It's Too Early To Go Fishing

6/2/2014


With the Dow Industrials, Dow Transports, and Wilshire 5000 Index of all U.S. stocks reaching all-time highs in May, the majority money opinion is not in doubt. The question is whether investors' enthusiasm has exhausted much of the market's upside potential, positioning stocks for subpar long-term returns.

For perspective on such questions, Dow Theorists divide bull markets into three phases. In the first, confidence revives and stocks rebound close to fair value. In the second, often the longest, fair value adjusts as earnings and dividends improve. In the third, speculation is rampant and stocks advance on hopes and expectations.

William Hamilton, who popularized the three-phase idea, conceded that distinguishing phase two from phase three was not easy, making it harder to call a market top than a market bottom. As he wrote in 1926: "After a long bear market the discrepancy between the average price and what may be assumed as the line of values on real earnings, dividend yield and the value of money, is easily apparent. But after a long advance, many stocks are selling well within proved value. Any may have possibilities by no means discounted."

Because fair value can be tough to pin down, Hamilton told his readers to consider investor sentiment: "Experienced traders in Wall Street say that when the elevator boy and the shoeblack are asking for bull tips on the market it is time to sell and go fishing."

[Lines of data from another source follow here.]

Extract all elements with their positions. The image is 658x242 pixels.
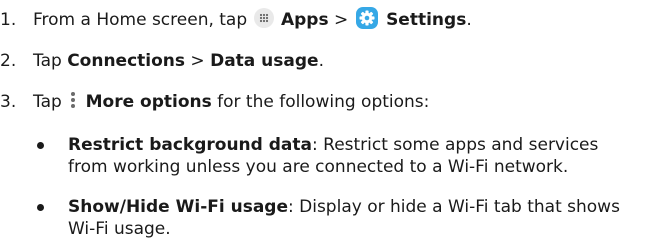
option-title: Restrict background data [68,135,312,155]
separator: > [328,10,354,30]
step-end: . [466,10,472,30]
option-colon: : [312,135,324,155]
step-lead-text: From a Home screen, tap [33,10,253,30]
settings-label: Settings [386,10,467,30]
vertical-dots-icon [69,90,77,110]
option-title: Show/Hide Wi-Fi usage [68,197,288,217]
step-lead-text: Tap [33,51,68,71]
option-text: Restrict background data: Restrict some … [68,134,653,178]
apps-label: Apps [280,10,329,30]
gear-icon [355,7,378,29]
option-description-line-1: Restrict some apps and services [323,135,599,155]
option-description-line-1: Display or hide a Wi-Fi tab that shows [299,197,620,217]
connections-label: Connections [67,51,186,71]
bullet-icon [37,204,44,211]
step-number: 1. [0,10,17,30]
step-number: 2. [0,51,17,71]
option-description-line-2: from working unless you are connected to… [68,157,569,177]
option-text: Show/Hide Wi-Fi usage: Display or hide a… [68,196,653,240]
step-text: Tap More options for the following optio… [33,91,429,113]
more-options-label: More options [85,92,212,112]
step-end: . [318,51,324,71]
step-lead-text: Tap [33,92,68,112]
data-usage-label: Data usage [210,51,319,71]
option-description-line-2: Wi-Fi usage. [68,219,171,239]
separator: > [185,51,211,71]
step-number: 3. [0,92,17,112]
bullet-icon [37,142,44,149]
apps-grid-icon [253,8,274,28]
step-text: Tap Connections > Data usage. [33,50,324,72]
step-text: From a Home screen, tap Apps > Settings. [33,7,472,31]
option-colon: : [288,197,300,217]
step-tail-text: for the following options: [211,92,430,112]
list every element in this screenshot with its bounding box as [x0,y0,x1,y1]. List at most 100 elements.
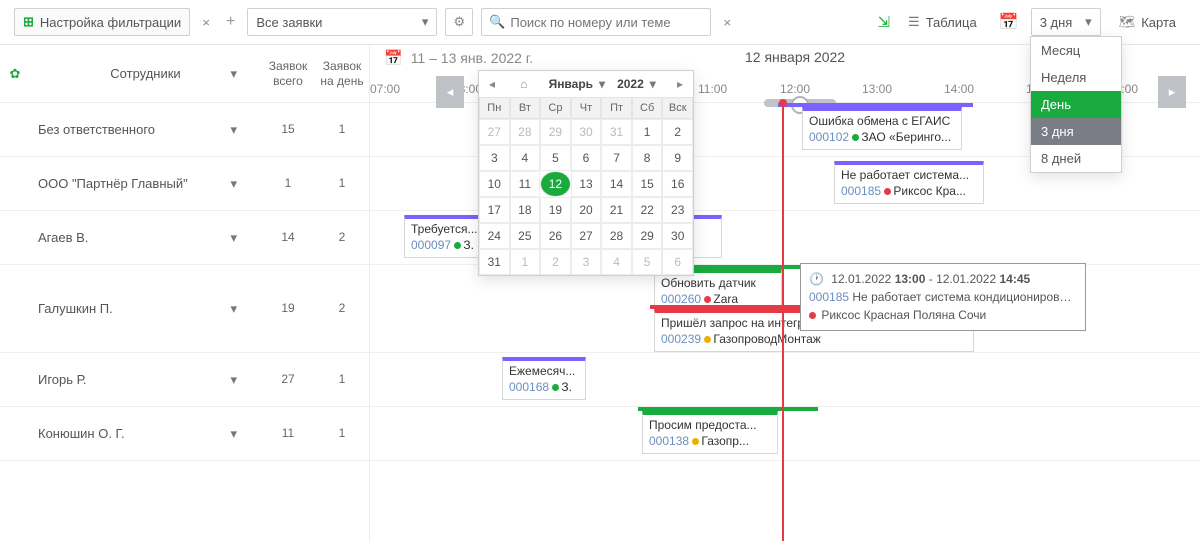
calendar-active-icon[interactable]: 📅 [995,8,1023,36]
filter-settings-label: Настройка фильтрации [40,15,181,30]
cal-day[interactable]: 26 [540,223,571,249]
caret-down-icon[interactable]: ▾ [230,66,237,82]
cal-next-button[interactable]: ▸ [673,77,687,91]
cal-day[interactable]: 18 [510,197,541,223]
cal-day[interactable]: 17 [479,197,510,223]
cal-day[interactable]: 8 [632,145,663,171]
search-input[interactable] [481,8,711,36]
cell-perday: 1 [315,122,369,136]
row-menu-button[interactable]: ▾ [230,122,237,138]
select-label: Все заявки [256,15,322,30]
cal-day[interactable]: 19 [540,197,571,223]
view-table-button[interactable]: ☰ Таблица [898,8,987,36]
cal-day[interactable]: 4 [601,249,632,275]
cal-day[interactable]: 1 [632,119,663,145]
calendar-icon[interactable]: 📅 [384,49,403,67]
cal-day[interactable]: 3 [479,145,510,171]
cal-year-label[interactable]: 2022▾ [617,77,656,91]
cal-day[interactable]: 28 [601,223,632,249]
task-card[interactable]: Просим предоста... 000138 Газопр... [642,411,778,454]
timeline-next-button[interactable]: ▸ [1158,76,1186,108]
cal-day[interactable]: 14 [601,171,632,197]
search-clear-button[interactable]: × [719,15,735,30]
grid-settings-icon[interactable]: ✿ [0,66,30,82]
cal-day[interactable]: 15 [632,171,663,197]
cal-day[interactable]: 29 [632,223,663,249]
cal-day[interactable]: 5 [632,249,663,275]
timeline-prev-button[interactable]: ◂ [436,76,464,108]
task-card[interactable]: Не работает система... 000185 Риксос Кра… [834,161,984,204]
cal-day[interactable]: 22 [632,197,663,223]
cal-day[interactable]: 2 [662,119,693,145]
cal-day[interactable]: 12 [540,171,571,197]
cal-day[interactable]: 21 [601,197,632,223]
task-card[interactable]: Ежемесяч... 000168 З. [502,357,586,400]
col-total-label: Заявок всего [261,59,315,88]
request-filter-select[interactable]: Все заявки ▾ [247,8,437,36]
task-bar [778,103,973,107]
cal-day[interactable]: 31 [479,249,510,275]
task-card[interactable]: Ошибка обмена с ЕГАИС 000102 ЗАО «Беринг… [802,107,962,150]
view-map-button[interactable]: 🗺 Карта [1109,8,1186,36]
cal-day[interactable]: 24 [479,223,510,249]
cal-day[interactable]: 7 [601,145,632,171]
cal-prev-button[interactable]: ◂ [485,77,499,91]
filter-close-button[interactable]: × [198,15,214,30]
cell-perday: 1 [315,426,369,440]
period-option-week[interactable]: Неделя [1031,64,1121,91]
cal-day[interactable]: 11 [510,171,541,197]
task-bar [638,407,818,411]
cal-day[interactable]: 6 [662,249,693,275]
row-menu-button[interactable]: ▾ [230,426,237,442]
cal-home-button[interactable]: ⌂ [516,77,531,91]
cal-day[interactable]: 27 [479,119,510,145]
cal-weekday: Сб [632,97,663,119]
cal-day[interactable]: 9 [662,145,693,171]
hour-label: 11:00 [698,82,780,96]
row-menu-button[interactable]: ▾ [230,230,237,246]
cal-day[interactable]: 23 [662,197,693,223]
cell-perday: 1 [315,176,369,190]
cal-day[interactable]: 30 [662,223,693,249]
cal-day[interactable]: 4 [510,145,541,171]
cal-day[interactable]: 30 [571,119,602,145]
period-option-month[interactable]: Месяц [1031,37,1121,64]
export-icon[interactable]: ⇲ [877,13,890,31]
cal-day[interactable]: 13 [571,171,602,197]
cell-total: 19 [261,301,315,315]
cal-day[interactable]: 3 [571,249,602,275]
cal-day[interactable]: 5 [540,145,571,171]
cal-day[interactable]: 20 [571,197,602,223]
cal-day[interactable]: 6 [571,145,602,171]
filter-add-button[interactable]: + [222,13,239,31]
cal-day[interactable]: 28 [510,119,541,145]
cell-total: 15 [261,122,315,136]
cal-day[interactable]: 10 [479,171,510,197]
cal-day[interactable]: 16 [662,171,693,197]
select-settings-button[interactable]: ⚙ [445,8,473,36]
period-option-8days[interactable]: 8 дней [1031,145,1121,172]
cal-month-label[interactable]: Январь▾ [549,77,606,91]
hour-label: 13:00 [862,82,944,96]
cal-day[interactable]: 27 [571,223,602,249]
cell-total: 11 [261,426,315,440]
period-option-day[interactable]: День [1031,91,1121,118]
caret-down-icon: ▾ [1085,14,1092,30]
cal-day[interactable]: 2 [540,249,571,275]
row-menu-button[interactable]: ▾ [230,372,237,388]
filter-settings-button[interactable]: ⊞ Настройка фильтрации [14,8,190,36]
table-row: ООО "Партнёр Главный"▾11 [0,157,369,211]
cal-day[interactable]: 1 [510,249,541,275]
cal-day[interactable]: 29 [540,119,571,145]
employee-name: Игорь Р. [38,372,86,387]
period-option-3days[interactable]: 3 дня [1031,118,1121,145]
task-card[interactable]: Требуется... 000097 З. [404,215,488,258]
period-dropdown: Месяц Неделя День 3 дня 8 дней [1030,36,1122,173]
cell-total: 14 [261,230,315,244]
period-select[interactable]: 3 дня ▾ [1031,8,1101,36]
row-menu-button[interactable]: ▾ [230,301,237,317]
row-menu-button[interactable]: ▾ [230,176,237,192]
table-row: Конюшин О. Г.▾111 [0,407,369,461]
cal-day[interactable]: 31 [601,119,632,145]
cal-day[interactable]: 25 [510,223,541,249]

Today's sentiment readings are mixed. Investment newsletters are unusually optimistic, with bulls exceeding bears by the widest margin since January, according to Investors Intelligence. Yet polls of individual investors reveal a lack of enthusiasm for equities. And the Bank of America Merrill Lynch Sell Side Indicator, which tracks the average stock-allocation weighting of Wall Street strategists, shows equity exposure well below long-term norms.

Brisk dividend growth

While it's tough to draw a firm conclusion from today's sentiment indicators, we are clearly not seeing the type of widespread euphoria often present at market tops. Also, a case can be made that the stock market's fair value is still rising, especially considering the trend in dividends.

Among stocks in the S&P 500 Index, 424 pay dividends, above the norm of 391 since 1994. Some 216 stocks in the S&P 500 offer yields greater than 2%, above the norm of 192. For the broader S&P 1500, 479 stocks offer yields topping 2% — well above the norm of 425.

Among S&P 500 dividend payers, average year-to-year dividend growth was about 16% for the 12 months ended April, compared to a norm of 11% since 1994. For the S&P MidCap 400 and S&P SmallCap 600, average dividend growth is nearly double the long-term norm.

Of course, continued dividend growth will depend on profit growth, which has slowed. But the median company in the S&P 1500 delivered 5.3% growth in per-share profits in the most recent quarter. With growth in the economy and profits likely to accelerate — and yields on 10-year Treasury bonds at an 11-month low below 2.44% — U.S. stocks still compare favorably to other assets. Our buy lists have 93% to 98% in stocks.